This Surge is Different and Harder to Manage – Care Guidance Can Help
With new COVID-19 variants driving up rates of ER and inpatient utilization, hospitals are trying to adjust. Some of the problems are the same: lack of PPE, misinformation, and bed shortages. But this wave has some unique characteristics that make it more challenging.
The availability of the vaccine and the behavior of the delta variant are dominating headlines. What is less prominent is the trend toward sicker and more complex non-COVID patients. After months of quarantine, many patients delayed or deferred care. As a result, non-COVID patients come into the hospital at a higher acuity and require more resources, including more extended inpatient stays. This is adding to provider burnout and exhaustion, which has reached unprecedented levels.
Non-clinical care guidance is a cost-effective and scalable solution to help intervene and divert high-risk patients before they enter the ER. Through outreach to high-risk patients, care guides can help reduce avoidable ER and inpatient utilization rates, lower demands on clinical staff, and help relieve resource constraints. They do this by helping divert patients to better care sites, addressing patient non-compliance, intervening on rising risk patients before they have an adverse event, and monitoring and managing patients for depression and anxiety.
Diverting Patients to Better Care Setting
Often, patients can be better served within an urgent care setting. And these urgent care sites are typically closer in proximity and have shorter wait times. But a lack of awareness drives patients to choose the ER over an urgent care center. They may not know that urgent care is an option or an urgent care center’s services.
Care guides can fill the gap in patient education by making sure that patients know about urgent care options and when they are available. They can do this over the phone, through email, or even text message. And education can happen before or after an ER visit. Care guides can proactively connect with high-risk patients to make sure they understand urgent care options and when to use them. For patients recently discharged from the hospital, care guides can send communications promoting the closest urgent care center and include wayfinding information and hours of operation.

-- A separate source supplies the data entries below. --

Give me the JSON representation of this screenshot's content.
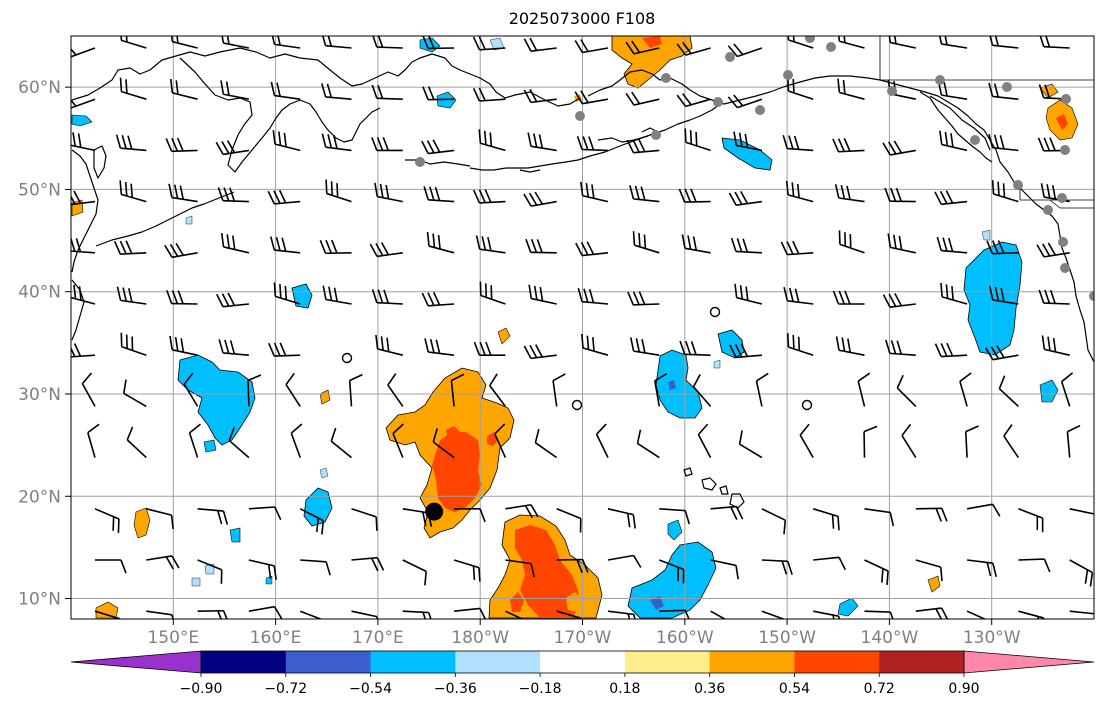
{
  "title": "2025073000 F108",
  "map": {
    "lon_range": [
      140,
      240
    ],
    "lat_range": [
      8,
      65
    ],
    "lat_ticks": [
      {
        "value": 60,
        "label": "60°N"
      },
      {
        "value": 50,
        "label": "50°N"
      },
      {
        "value": 40,
        "label": "40°N"
      },
      {
        "value": 30,
        "label": "30°N"
      },
      {
        "value": 20,
        "label": "20°N"
      },
      {
        "value": 10,
        "label": "10°N"
      }
    ],
    "lon_ticks": [
      {
        "value": 150,
        "label": "150°E"
      },
      {
        "value": 160,
        "label": "160°E"
      },
      {
        "value": 170,
        "label": "170°E"
      },
      {
        "value": 180,
        "label": "180°W"
      },
      {
        "value": 190,
        "label": "170°W"
      },
      {
        "value": 200,
        "label": "160°W"
      },
      {
        "value": 210,
        "label": "150°W"
      },
      {
        "value": 220,
        "label": "140°W"
      },
      {
        "value": 230,
        "label": "130°W"
      }
    ],
    "storm_center": {
      "lon": 175.5,
      "lat": 18.5
    },
    "colors": {
      "coast": "#000000",
      "grid": "#a0a0a0",
      "station": "#808080"
    }
  },
  "colorbar": {
    "colors": [
      "#9932cc",
      "#000080",
      "#3a5fcd",
      "#00bfff",
      "#b0e0ff",
      "#ffffff",
      "#ffec8b",
      "#ffa500",
      "#ff4500",
      "#b22222",
      "#ff88aa"
    ],
    "labels": [
      "−0.90",
      "−0.72",
      "−0.54",
      "−0.36",
      "−0.18",
      "0.18",
      "0.36",
      "0.54",
      "0.72",
      "0.90"
    ]
  }
}
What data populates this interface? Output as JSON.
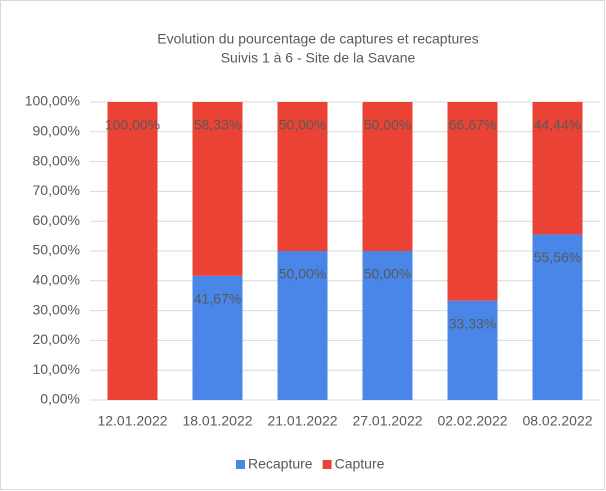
{
  "chart_data": {
    "type": "stacked_bar",
    "title": "Evolution du pourcentage de captures et recaptures",
    "subtitle": "Suivis 1 à 6 - Site de la Savane",
    "categories": [
      "12.01.2022",
      "18.01.2022",
      "21.01.2022",
      "27.01.2022",
      "02.02.2022",
      "08.02.2022"
    ],
    "series": [
      {
        "name": "Recapture",
        "color": "#4a86e8",
        "values": [
          0,
          41.67,
          50,
          50,
          33.33,
          55.56
        ],
        "value_labels": [
          null,
          "41,67%",
          "50,00%",
          "50,00%",
          "33,33%",
          "55,56%"
        ]
      },
      {
        "name": "Capture",
        "color": "#ea4335",
        "values": [
          100,
          58.33,
          50,
          50,
          66.67,
          44.44
        ],
        "value_labels": [
          "100,00%",
          "58,33%",
          "50,00%",
          "50,00%",
          "66,67%",
          "44,44%"
        ]
      }
    ],
    "ylim": [
      0,
      100
    ],
    "yticks": [
      {
        "value": 0,
        "label": "0,00%"
      },
      {
        "value": 10,
        "label": "10,00%"
      },
      {
        "value": 20,
        "label": "20,00%"
      },
      {
        "value": 30,
        "label": "30,00%"
      },
      {
        "value": 40,
        "label": "40,00%"
      },
      {
        "value": 50,
        "label": "50,00%"
      },
      {
        "value": 60,
        "label": "60,00%"
      },
      {
        "value": 70,
        "label": "70,00%"
      },
      {
        "value": 80,
        "label": "80,00%"
      },
      {
        "value": 90,
        "label": "90,00%"
      },
      {
        "value": 100,
        "label": "100,00%"
      }
    ],
    "grid": true,
    "legend": "bottom"
  }
}
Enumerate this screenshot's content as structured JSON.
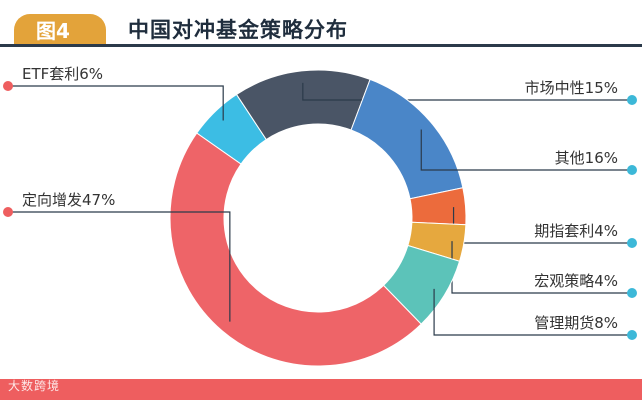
{
  "header": {
    "badge": "图4",
    "title": "中国对冲基金策略分布"
  },
  "watermark": "大数跨境",
  "colors": {
    "badge": "#e3a33a",
    "footer": "#ee5e5f",
    "leader_line": "#2b3a4a",
    "left_dot": "#ee5e5f",
    "right_dot": "#3cb8d8"
  },
  "chart_data": {
    "type": "pie",
    "donut": true,
    "title": "中国对冲基金策略分布",
    "unit": "%",
    "slices": [
      {
        "name": "ETF套利",
        "value": 6,
        "label": "ETF套利6%",
        "color": "#3cbde4",
        "side": "left"
      },
      {
        "name": "市场中性",
        "value": 15,
        "label": "市场中性15%",
        "color": "#4a5566",
        "side": "right"
      },
      {
        "name": "其他",
        "value": 16,
        "label": "其他16%",
        "color": "#4a86c8",
        "side": "right"
      },
      {
        "name": "期指套利",
        "value": 4,
        "label": "期指套利4%",
        "color": "#ec6b3c",
        "side": "right"
      },
      {
        "name": "宏观策略",
        "value": 4,
        "label": "宏观策略4%",
        "color": "#e6a83e",
        "side": "right"
      },
      {
        "name": "管理期货",
        "value": 8,
        "label": "管理期货8%",
        "color": "#5cc3b9",
        "side": "right"
      },
      {
        "name": "定向增发",
        "value": 47,
        "label": "定向增发47%",
        "color": "#ee6468",
        "side": "left"
      }
    ]
  }
}
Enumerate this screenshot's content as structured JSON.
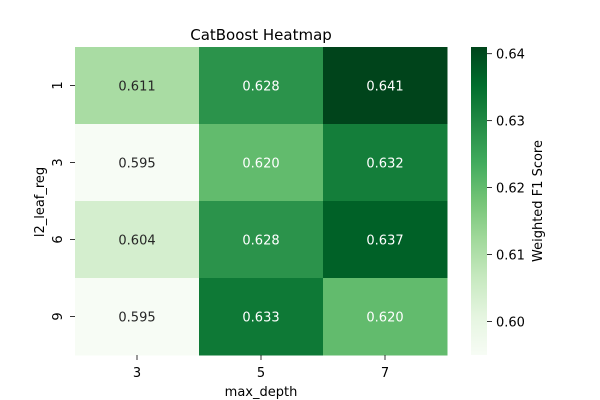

Addressing Patient Non-compliance
Socioeconomic determinants and barriers to care drive up avoidable utilization by creating care gaps that lead to deterioration and ER utilization. Lack of transportation, financial challenges that impede medication adherence, misuse of remote patient monitoring devices—these are all non-clinical challenges that can quickly drive a high-risk patient into the ER.
Care guides can help address the non-clinical barriers that increase risk by lowering non-clinical obstacles and connecting patients to community resources. Finding a funding source or community grant that can help a patient fill a prescription or walking a patient through the set-up of a remote glucose monitoring device takes time and multiple touches. Nursing staff are already overstretched, and the second COVID surge is adding to shortages. Care guides can quickly and cost-effectively provide patient outreach, help engage community resources, and do the follow-up needed to ensure patient compliance, adherence, and satisfaction.
Intervening on Rising Risk Patients
Sometimes the right outreach made at the right time is all it takes to keep a patient out of the hospital. Care guides can serve as the front line for nursing staff. They can help monitor patient risk and escalate to clinical staff based on a provider’s protocols. For example, care guides can track the number of pillows that a CHF patient sleeps with every night. When the number jumps to three or four, the care guide knows to escalate the patient to a nurse because the patient is likely struggling to breathe comfortably at night. This ability to monitor high-risk patients for signs of deterioration helps drive intervention earlier and into outpatient settings. It also alleviates cognitive demands on clinical staff by escalating with just the information needed at just the right time to make a care decision.
Monitoring Behavioral Health Needs
COVID has created a behavioral health crisis that is more pronounced for those who are already struggling with chronic conditions. Social isolation from family and friends has caused rates of depression and anxiety to skyrocket. And for many patients, talking about behavioral health needs is difficult.
Care guides create a unique connection with patients. Unlike a clinician, care guides are peers. Patients are more likely to share needs, fears, and concerns with a care guide because of the peer-patient relationship. And through tools like the Patient Health Questionnaire (PHQ), care guides can monitor patients for depression and anxiety and escalate to a clinician when needed.
COVID-19 will have lasting and unforeseen impacts on our healthcare system. As we learn to adapt, ensuring quality, sustaining healthcare resources, lowering staff burnout, and improving overall satisfaction will remain focal points. Non-clinical care guidance is a scalable, cost-effective, and proven path to closing many of the gaps and risks that lead to avoidable utilization. It is an approach predicated on prevention, connection, and early intervention so that patients are cared for before they deteriorate, and clinicians are supported so they can continue to help those most in need.